Corey Calla, President, White Systems
Is your company pivoting at all during this pandemic and are there any initiatives you would like to share about what your company is doing differently either to assist in the fight against Covid-19 or generally how your leadership is handling the situation?
We have pivoted significantly. First off, many of the initiatives we had coming into 2020 were uniquely aimed at problems created by the pandemic such as touchless grocery pickup, micro fulfillment for grocery and automation around grocery because it seemed to be such a hot market. The pandemic drove the need for the applications that we have been putting together and we are having a lot of great conversations with customers. Secondarily, the pandemic drove the need for N95 masks, and as you have heard the President talk about the Production Act, Honeywell reached out to us to purchase 9 machines to make N95 masks. Our machines weren’t originally made for that, so our team went to work and found a way to mold masks in production, which was usually manual. We have shipped 3 machines so far, and other manufacturers having similar PPE equipment are coming to us for our machines.

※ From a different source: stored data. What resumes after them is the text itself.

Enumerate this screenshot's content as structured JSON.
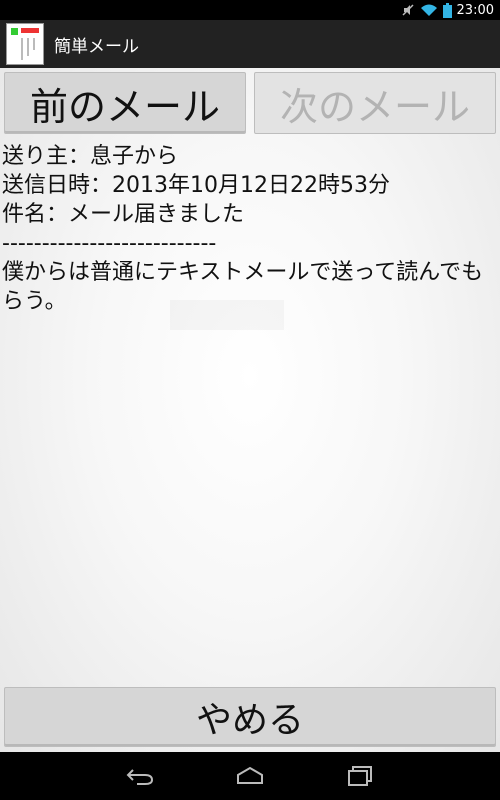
{
  "status_bar": {
    "time": "23:00",
    "icons": [
      "mute-icon",
      "wifi-icon",
      "battery-icon"
    ]
  },
  "action_bar": {
    "title": "簡単メール",
    "icon": "app-icon"
  },
  "nav_buttons": {
    "prev_label": "前のメール",
    "next_label": "次のメール",
    "next_enabled": false
  },
  "mail": {
    "sender_line": "送り主：息子から",
    "datetime_line": "送信日時：2013年10月12日22時53分",
    "subject_line": "件名：メール届きました",
    "separator": "---------------------------",
    "body": "僕からは普通にテキストメールで送って読んでもらう。"
  },
  "quit_button": {
    "label": "やめる"
  },
  "system_nav": {
    "icons": [
      "back-icon",
      "home-icon",
      "recent-apps-icon"
    ]
  },
  "colors": {
    "status_bar_bg": "#000000",
    "action_bar_bg": "#222222",
    "button_bg": "#d6d6d6",
    "disabled_text": "#b3b3b3"
  }
}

How are you keeping your employees and teams engaged and motivated?
It has been a mix. The majority of our employees are just happy to be working. They know a lot of friends and family who have lost jobs, especially with our facility being in Cape Cod. Most of the industry here is driven by tourism and hospitality types of jobs. It is empty, quiet and nobody is here this year. So, number one, employees are very happy just to have a job. Number two, is to know they're contributing to something considered national security and home shoring manufacturing. To us, again, these machines would have been made someplace else, and the final product would have been made someplace else, and to know we are bringing it home, and making it in America has motivated our team members to the point where some of them are working overnights to make sure equipment gets overtime. Our employees are seeing that what they are doing and having these machines on the market to help produce equipment, is very meaningful.
What message would you like to share with our industry as a whole in regard to the pandemic?

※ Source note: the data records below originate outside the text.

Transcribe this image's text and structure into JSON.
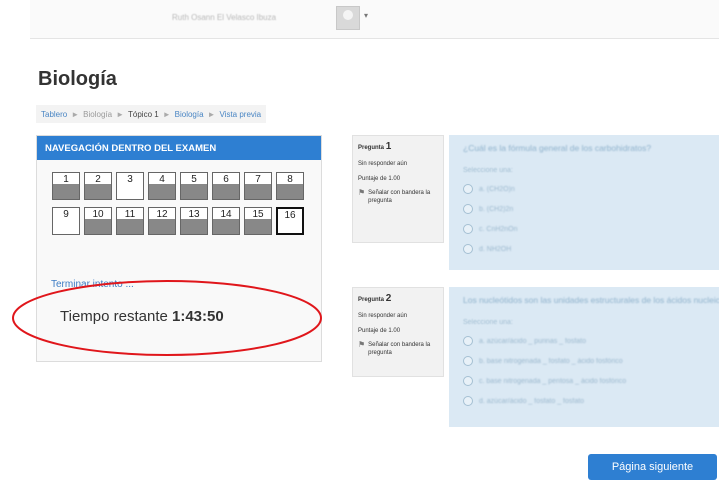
{
  "header": {
    "user_name": "Ruth Osann El Velasco Ibuza",
    "menu_caret": "▾"
  },
  "page": {
    "title": "Biología"
  },
  "breadcrumb": {
    "items": [
      "Tablero",
      "Biología",
      "Tópico 1",
      "Biología",
      "Vista previa"
    ],
    "separator": "►"
  },
  "quiz_nav": {
    "title": "NAVEGACIÓN DENTRO DEL EXAMEN",
    "questions": [
      {
        "label": "1",
        "state": "unanswered"
      },
      {
        "label": "2",
        "state": "unanswered"
      },
      {
        "label": "3",
        "state": "answered"
      },
      {
        "label": "4",
        "state": "unanswered"
      },
      {
        "label": "5",
        "state": "unanswered"
      },
      {
        "label": "6",
        "state": "unanswered"
      },
      {
        "label": "7",
        "state": "unanswered"
      },
      {
        "label": "8",
        "state": "unanswered"
      },
      {
        "label": "9",
        "state": "answered"
      },
      {
        "label": "10",
        "state": "unanswered"
      },
      {
        "label": "11",
        "state": "unanswered"
      },
      {
        "label": "12",
        "state": "unanswered"
      },
      {
        "label": "13",
        "state": "unanswered"
      },
      {
        "label": "14",
        "state": "unanswered"
      },
      {
        "label": "15",
        "state": "unanswered"
      },
      {
        "label": "16",
        "state": "current"
      }
    ],
    "finish_link": "Terminar intento ...",
    "timer_label": "Tiempo restante",
    "timer_value": "1:43:50",
    "highlight_color": "#e0161b"
  },
  "questions": [
    {
      "label": "Pregunta",
      "number": "1",
      "status": "Sin responder aún",
      "score": "Puntaje de 1.00",
      "flag_text": "Señalar con bandera la pregunta",
      "text": "¿Cuál es la fórmula general de los carbohidratos?",
      "select_one": "Seleccione una:",
      "options": [
        "a. (CH2O)n",
        "b. (CH2)2n",
        "c. CnH2nOn",
        "d. NH2OH"
      ]
    },
    {
      "label": "Pregunta",
      "number": "2",
      "status": "Sin responder aún",
      "score": "Puntaje de 1.00",
      "flag_text": "Señalar con bandera la pregunta",
      "text": "Los nucleótidos son las unidades estructurales de los ácidos nucleicos...",
      "select_one": "Seleccione una:",
      "options": [
        "a. azúcar/ácido _ purinas _ fosfato",
        "b. base nitrogenada _ fosfato _ ácido fosfórico",
        "c. base nitrogenada _ pentosa _ ácido fosfórico",
        "d. azúcar/ácido _ fosfato _ fosfato"
      ]
    }
  ],
  "footer": {
    "next_page": "Página siguiente"
  },
  "colors": {
    "primary": "#2e7fd2",
    "question_bg": "#dbe9f4",
    "info_bg": "#f2f2f2"
  }
}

From my perspective, what I have been doing is looking at opportunity differently. What is out here to pivot slightly from and serve a new market, or how can we find a new way to serve customers that’s unique and makes them more comfortable? Different people are bothered by the pandemic in different ways, so this is really going to change the face of retail, grocery, distribution and manufacturing for quite some time. I'm happy that we are onshoring and bringing jobs back. I’m a big proponent of trades and that type of talent will be in high demand for the next five to ten years. Bringing back industrial America is one of the positive things that has come out of this pandemic.